On 2/7/2014 06:53, David Stacey wrote:
On 07/02/2014 09:49, Corinna Vinschen wrote:
On Feb 6 14:43, Warren Young wrote:
I know a guy who currently has all of
Cygwin downloaded and ready to re-install, to test this.:)
Try this: strings -f/bin/*.exe/bin/*.dll | grep getgrent
Let me save you the trouble of reinstalling it
Thank you!
> Results attached.
The cppcheck, cygqscintilla*.dll and nedit results are bogus. (i.e. They
contain these strings for other reasons.) Here's a better check that
doesn't give false positives:
$ cat <<END > checkfile
#!/bin/sh
if egrep -q '_getgrent(32|64)' "$1" ; then echo $1 ; fi
END
$ find /bin -name \*.exe -exec ./checkfile {} \;
cygperl*.dll includes the functions only because it wraps them. I
assume Perl's configuration script is smart enough to cope if they're
missing.
I assume the shells (bash, mc, and tcsh) also have alternate code paths
for systems where these functions don't exist.

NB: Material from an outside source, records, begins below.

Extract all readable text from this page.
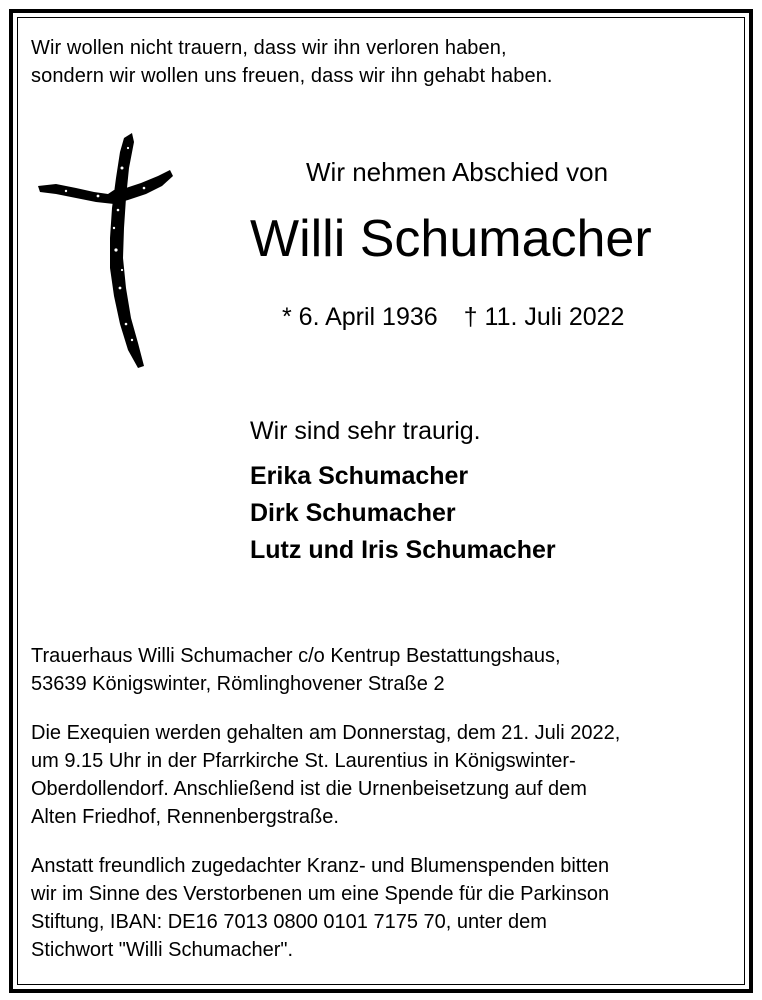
Wir wollen nicht trauern, dass wir ihn verloren haben,
sondern wir wollen uns freuen, dass wir ihn gehabt haben.
Wir nehmen Abschied von
Willi Schumacher
* 6. April 1936 † 11. Juli 2022
Wir sind sehr traurig.
Erika Schumacher
Dirk Schumacher
Lutz und Iris Schumacher
Trauerhaus Willi Schumacher c/o Kentrup Bestattungshaus,
53639 Königswinter, Römlinghovener Straße 2
Die Exequien werden gehalten am Donnerstag, dem 21. Juli 2022,
um 9.15 Uhr in der Pfarrkirche St. Laurentius in Königswinter-
Oberdollendorf. Anschließend ist die Urnenbeisetzung auf dem
Alten Friedhof, Rennenbergstraße.
Anstatt freundlich zugedachter Kranz- und Blumenspenden bitten
wir im Sinne des Verstorbenen um eine Spende für die Parkinson
Stiftung, IBAN: DE16 7013 0800 0101 7175 70, unter dem
Stichwort "Willi Schumacher".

ytree's use of these functions is obvious. I don't know that I'd bet on
it having an alternate code path, though.
I have no guess why socat needs these functions, but given that it was
recently updated, I will guess the socat devs aren't interested in
moving to more modern APIs. Programs like this, where user management
isn't any kind of real focus, are where you expect to find old, easy
APIs used in preference to more modern, more complicated APIs.
cygwin1.dll is obvious. :)
Emacs...why am I not surprised that it uses these old functions?
Vim does not, therefore Vim is the superior text editor. (I kid.)